Wednesday, March 16, 2011

Why We Are Adopting

James 1:27 says, "Religion that is pure and undefiled before God, the Father, is this: to visit orphans and widows in their affliction, and to keep oneself unstained from the world."

I had the opportunity to travel to Africa when I was in college. Being that I had never even been on an airplane before, it was quite an adventure for me. The three months that I spent in Senegal has had a profound impact on my life. There are images and experiences that I can't get off my mind. Since that first trip, I have had numerous chances to travel and see what the majority of people live like. Those are images I can't forget.

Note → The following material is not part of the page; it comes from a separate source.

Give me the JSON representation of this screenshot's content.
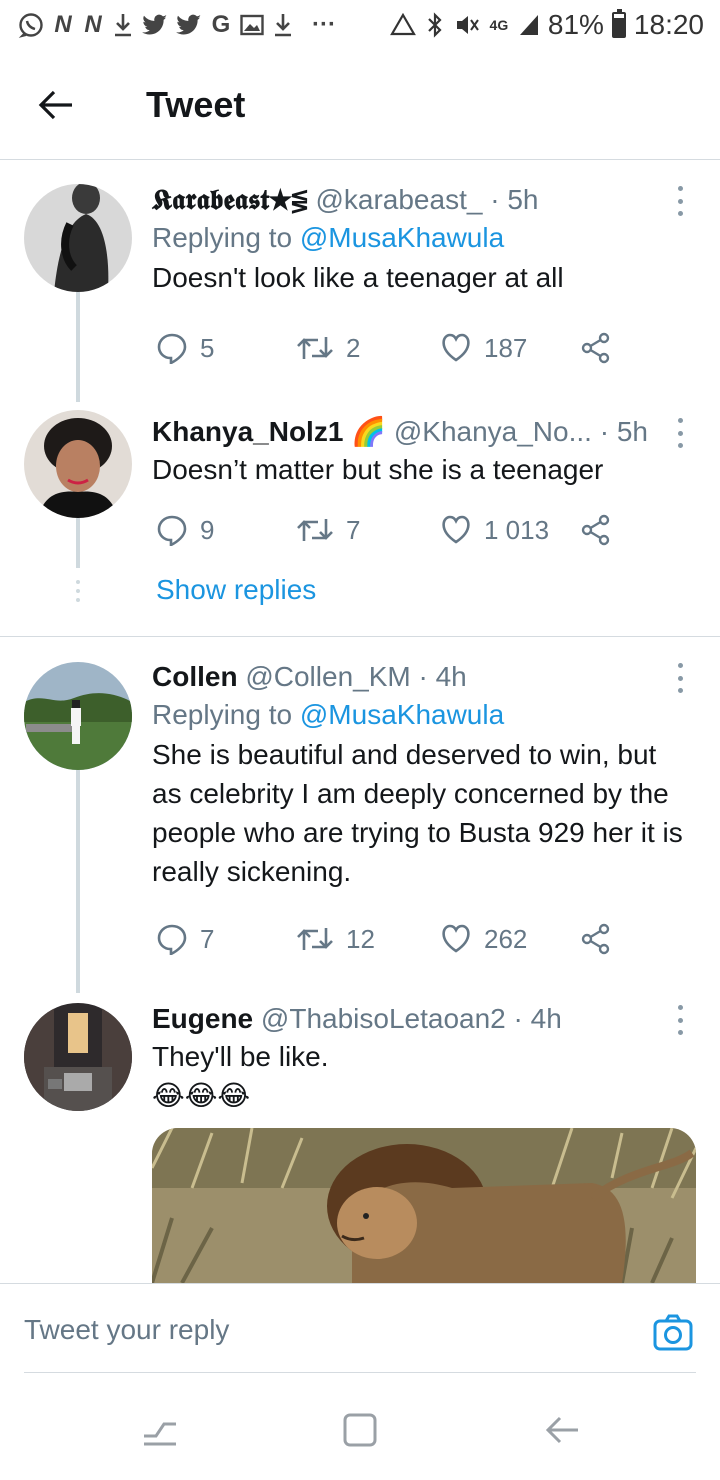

One experience in particular stands out to me. I was visiting a school facility in Zambia. Most of the children that attended the school received their only meals while on the property. They were dirty, they were hungry, and they were without hope. I'll never forget walking into the school one day and not seeing my little buddy Eleanor. The teachers said she was in the sickbay. I immediately went to go see her and there she was, curled up on a dirty mat, all alone, shivering with fever. I didn't leave her side for the remainder of the day. I laid beside her and couldn't bring myself to get up. I held her and rocked her all day. When the sun came out, I carried her out of the dark, dank, sickbay and into the sunshine. She even forced a smile.

We tried to give Eleanor all of the love and medicine we had available. I ended up having to take her to the hospital where I had to force her down while they gave her a shot. I've never heard a child scream so loud. She was so scared and so sick.

Eleanor seemed to improve over the week. We made sure she had plenty of food to take home with her and warm blankets. Once she was home, the food and blankets were taken from her and she was forced to sleep hungry, in the cold.

Eleanor didn't survive. She passed away at the age of 5 due to malaria and anemia. Both of which could have been cured with a little medicine and a little attention. It breaks my heart. Eleanor's life is just a glimpse of what children are dealing with and we can't sit by and not do something to help.

When Jonathan and I began talking about our family, we always included adoption as a way we wanted to expand our family. One day I asked Jonathan when he knew he wanted to adopt and he replied, "when I married you." I am so blessed to be married to a man who not only considers my convictions but also makes them his own.

We have started this process and trust the Lord's leading. Already we have come across obstacles and we know it may be a long road. We may not be able to help all of the Eleanor's out there but we can help a couple...and that's just what we are going to do.